Gloomily, regardless of recycling claims, deception runs amok. Only 32 percent of those tons make it to recycling centers, like Sedona’s prizewinning one. Despite claims to the contrary, 44% of all junk mail is thrown in the trash, unopened and unread. Approximately 40% of the solid mass that makes up our overflowing landfills is paper and paperboard waste. By the year 2015, it is predicted to make up about 48%.
Declares Jill MCcutcheon Executive Director of Sedona’s amazing operation, “Who are these people who think we want all these catalogues. Where did they come from? How did they find us? And why do they decide to buy reams and reams of virgin paper?”

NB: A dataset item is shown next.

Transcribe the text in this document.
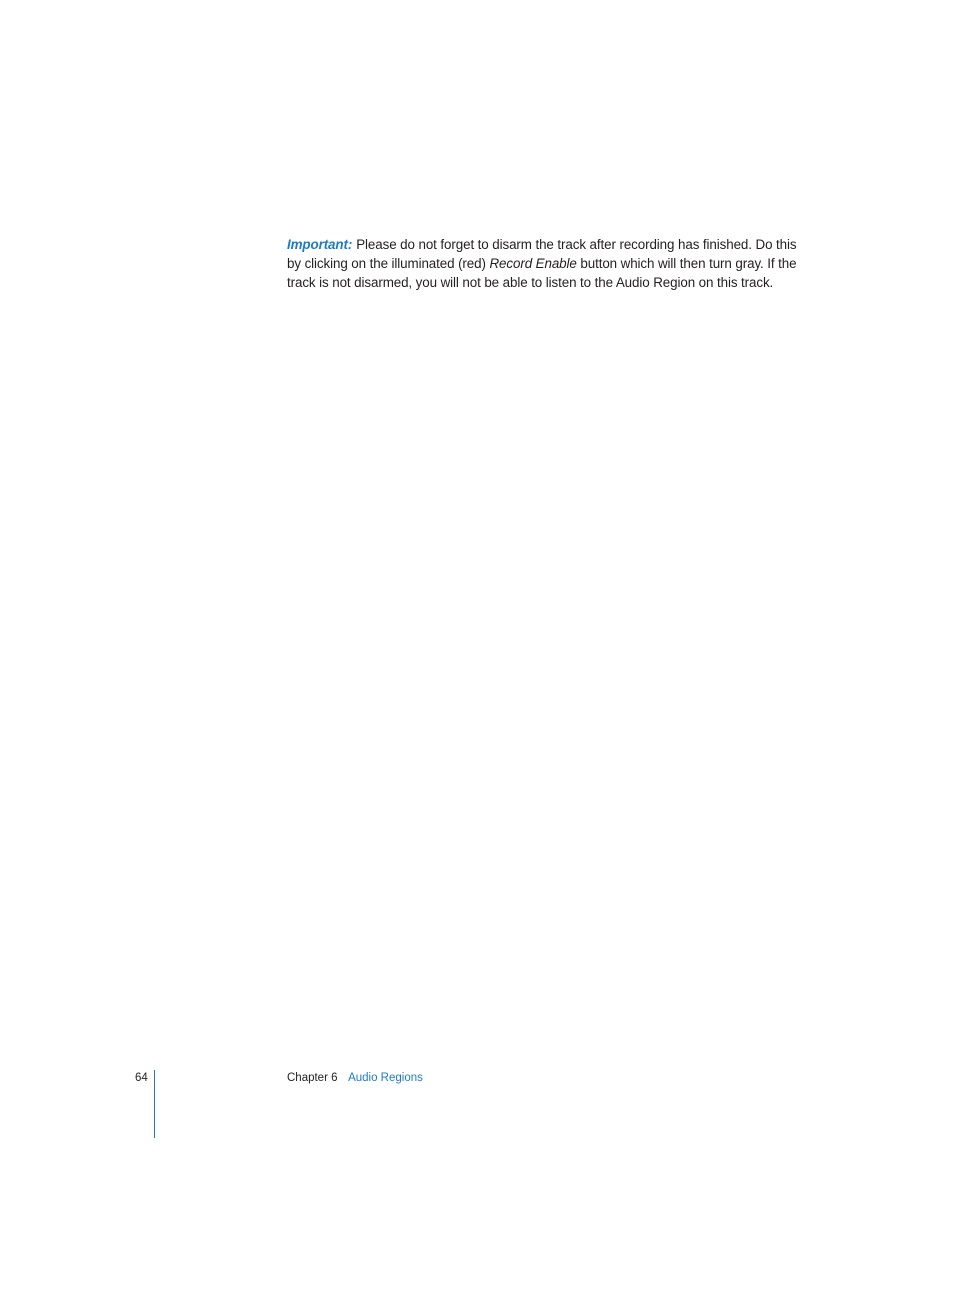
Important: Please do not forget to disarm the track after recording has finished. Do this by clicking on the illuminated (red) Record Enable button which will then turn gray. If the track is not disarmed, you will not be able to listen to the Audio Region on this track.

64	Chapter 6 Audio Regions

Yes, how do they find us? Not be reading these sacred, pure sheets of Sedona Excentric recycled paper. No indeed. Finding us requires no detective trained by Mr. Holmes. Repeatedly, when we purchase a service or a product our name is added to any number of mailing lists used for high-powered direct marketing.

Whether you are buying a car, or a house, giving money to charity, signing up for a credit card, you name, yes your very name, will quickly find a new home in a computer data base somewhere far away, but still on this planet—I think.

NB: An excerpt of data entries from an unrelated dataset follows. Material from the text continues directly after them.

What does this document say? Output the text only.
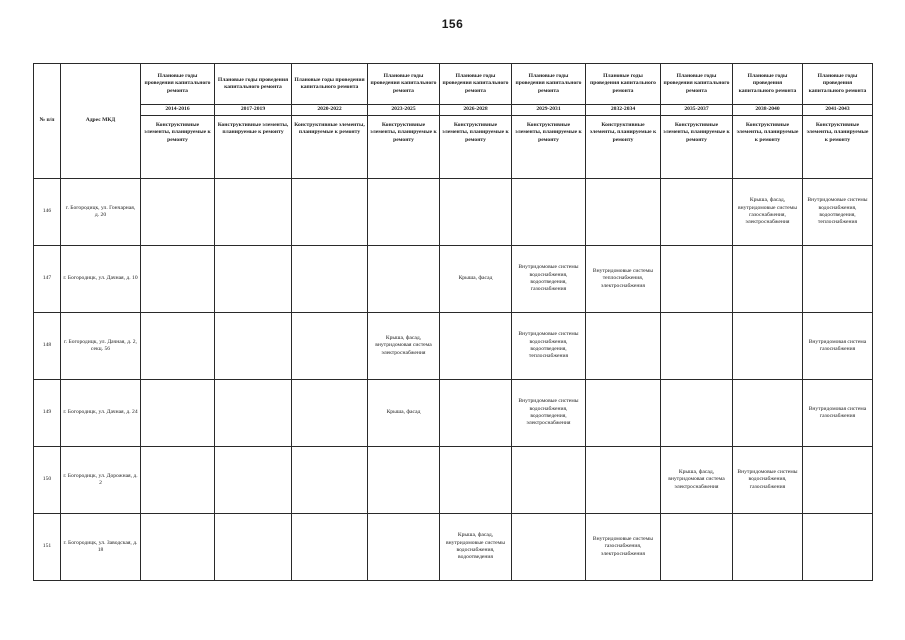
156
№ п/п	Адрес МКД	Плановые годы проведения капитального ремонта	Плановые годы проведения капитального ремонта	Плановые годы проведения капитального ремонта	Плановые годы проведения капитального ремонта	Плановые годы проведения капитального ремонта	Плановые годы проведения капитального ремонта	Плановые годы проведения капитального ремонта	Плановые годы проведения капитального ремонта	Плановые годы проведения капитального ремонта	Плановые годы проведения капитального ремонта
		2014-2016	2017-2019	2020-2022	2023-2025	2026-2028	2029-2031	2032-2034	2035-2037	2038-2040	2041-2043
		Конструктивные элементы, планируемые к ремонту	Конструктивные элементы, планируемые к ремонту	Конструктивные элементы, планируемые к ремонту	Конструктивные элементы, планируемые к ремонту	Конструктивные элементы, планируемые к ремонту	Конструктивные элементы, планируемые к ремонту	Конструктивные элементы, планируемые к ремонту	Конструктивные элементы, планируемые к ремонту	Конструктивные элементы, планируемые к ремонту	Конструктивные элементы, планируемые к ремонту
146	г. Богородицк, ул. Гончарная, д. 20									Крыша, фасад, внутридомовые системы газоснабжения, электроснабжения	Внутридомовые системы водоснабжения, водоотведения, теплоснабжения
147	г. Богородицк, ул. Дачная, д. 10					Крыша, фасад	Внутридомовые системы водоснабжения, водоотведения, газоснабжения	Внутридомовые системы теплоснабжения, электроснабжения			
148	г. Богородицк, ул. Дачная, д. 2, секц. 56				Крыша, фасад, внутридомовая система электроснабжения		Внутридомовые системы водоснабжения, водоотведения, теплоснабжения				Внутридомовая система газоснабжения
149	г. Богородицк, ул. Дачная, д. 24				Крыша, фасад		Внутридомовые системы водоснабжения, водоотведения, электроснабжения				Внутридомовая система газоснабжения
150	г. Богородицк, ул. Дорожная, д. 2								Крыша, фасад, внутридомовая система электроснабжения	Внутридомовые системы водоснабжения, газоснабжения	
151	г. Богородицк, ул. Заводская, д. 18					Крыша, фасад, внутридомовые системы водоснабжения, водоотведения		Внутридомовые системы газоснабжения, электроснабжения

What about those phone calls telling you that your have won a trip to Istanbul, leaving soon. Of course, there will be some papers to sign, indicating that you have “registered to win.” Oops. Your name will soon appear on mail lists used by promoters of myriad other contests. Sweepstakes and lotteries, some real, some created by people who “go bump in the night.”

Are we seemingly helpless against this fusillade of malarkey?

Are we destined to stand knee deep in the growing hills of junk mail until NASA sends space ships of waste paper to Mars?

A tireless effort by as special team of crack investigators hired by the distinguish trustees of this dreadful, but needed highly priced scandal sheet, will soon announce their findings: Big Brother has gone to sleep. There is no there, there! However, wait! What there are out there are WE, WE The People. If we the People speak and actually act rather than texting all day or watching reruns of Seinfeld, the snail mail ogres would be forced to respond.

Is this knee jerk liberal insipid go-go-ism? No, gentle reader, the good news is it in your hands. You can do something about all this! Turn off the screens, blacken Facebook (who wants to know what the neighbor had for dinner and why does she not feel well). Cancel those catalogues and junk mailings and remove yourself from 75% of all national mailings by sending one request with your name, address and signature to Mail Preference Service, Direct Marketing Association, P.O. Box 643, Carmel, NY 10512 or download the online dmaconsumers.org/cgi/offmailing.

You can also call the catalogue companies and ask to be removed from their mailing list, then recycle the catalogues. Call 888-567-8688 to get off the lists of all major credit bureaus. You can also do this online at www.optoutprescreen.com. Then, remove your name from major nationwide sweepstakes mailers, contact: Publishers Clearinghouse, 101 Channel Drive, Port Washington, NY 11050 Phone: (800) 645-9242;and Readers Digest, Readers Digest Road, Pleasantville, NY 10570 Phone: (800) 234-9000; and American Family Publishers, PO Box 62000, Tampa, FL 33662 Phone: (800) 237-2400.

Of course, you may make recycling a habit enjoyed by the entire family. More and more folks are doing that, heading us to a world where there will be no such thing as waste.